Proviamo a vedere un’altra definizione implicita dei “pensionati d’oro”, quella data dal compagno di movimento di Di Maio, Alessandro Di Battista, che abbiamo citato in apertura. Se consideriamo quanto detto da Di Battista lo scorso 18 gennaio, l’esponente del M5S aveva quantificato i “pensionati d’oro” in 33 mila, molti meno di Giorgia Meloni. Come avevamo osservato, si tratta probabilmente degli interessati al “contributo di solidarietà” – proposto dal governo Monti e bocciato dalla Corte Costituzionale – che interessava le pensioni superiori a 90.000 mila euro lordi l’anno, ovvero all’incirca 4.000 euro netti al mese. In questo caso, la spesa per le casse dello Stato era intorno ai 3,3 miliardi l’anno. Insomma, gli stessi politici sono in disaccordo su chi vada considerato “pensionato d’oro”.



Il verdetto



Le cifre dell’Istat non permettono di chiarire a quanti pensionati – e a quali importi – corrispondano 12 miliardi di euro: di certo parliamo di una parte rilevante delle 230 mila persone che percepiscono oltre cinquemila euro (lordi) al mese. Per mettere questa cifra in prospettiva, consideriamo che nel 2014 la spesa totale italiana per le pensioni è stata di oltre 277 miliardi di euro e che chi percepisce oltre cinquemila euro rappresenta appena l’1,3% dei pensionati italiani, che sono 16,2 milioni. Con queste precisazioni – e notando che poco più di un mese fa Di Battista aveva considerato una cifra assai più ristretta – possiamo dire che l’affermazione di Di Maio è vera.

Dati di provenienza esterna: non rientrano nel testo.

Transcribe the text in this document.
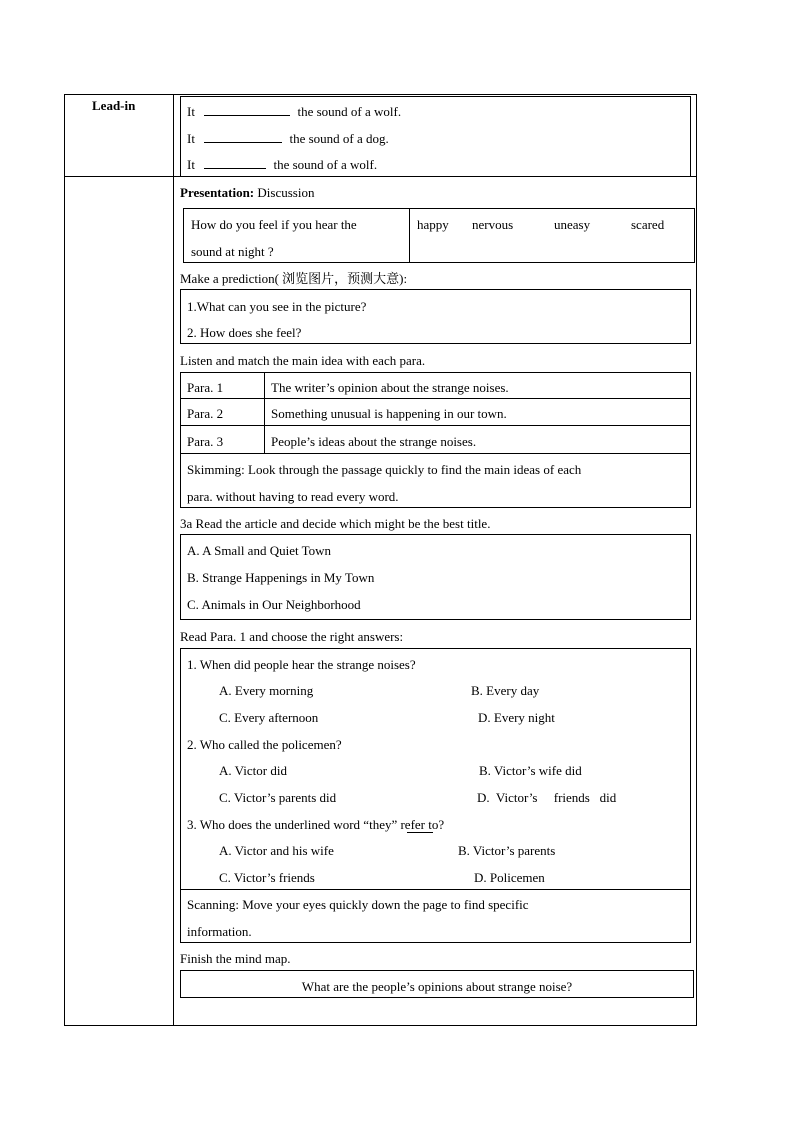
Lead-in	It	the sound of a wolf.
It	the sound of a dog.
It	the sound of a wolf.
Presentation: Discussion
How do you feel if you hear the
sound at night ?
happy nervous	uneasy	scared
Make a prediction( 浏览图片，预测大意):
1.What can you see in the picture?
2. How does she feel?
Listen and match the main idea with each para.
Para. 1	The writer’s opinion about the strange noises.
Para. 2	Something unusual is happening in our town.
Para. 3	People’s ideas about the strange noises.
Skimming: Look through the passage quickly to find the main ideas of each
para. without having to read every word.
3a Read the article and decide which might be the best title.
A. A Small and Quiet Town
B. Strange Happenings in My Town
C. Animals in Our Neighborhood
Read Para. 1 and choose the right answers:
1. When did people hear the strange noises?
A. Every morning	B. Every day
C. Every afternoon	D. Every night
2. Who called the policemen?
A. Victor did	B. Victor’s wife did
C. Victor’s parents did	D.  Victor’s     friends   did
3. Who does the underlined word “they” refer to?
A. Victor and his wife	B. Victor’s parents
C. Victor’s friends	D. Policemen
Scanning: Move your eyes quickly down the page to find specific
information.
Finish the mind map.
What are the people’s opinions about strange noise?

* Il Prospetto 10 del report Inps 2014 contiene quasi certamente un errore: la spesa per le singole pensioni tra i 5.000 e i 9.999 euro è indicata in 3.298 milioni di euro, una diminuzione enorme rispetto al 2013 (12.521 milioni) che non fa tornare i conti né con la percentuale di spesa indicata (il 4,8 per cento di 277.067 milioni) né sommando le spese per i diversi importi. In entrambi i casi, percentuale del totale e somma indica la mancanza di 10 miliardi rispetto all’importo indicato in tabella. Possiamo quindi concludere che nella cifra che ci interessa sia caduto un “1” iniziale.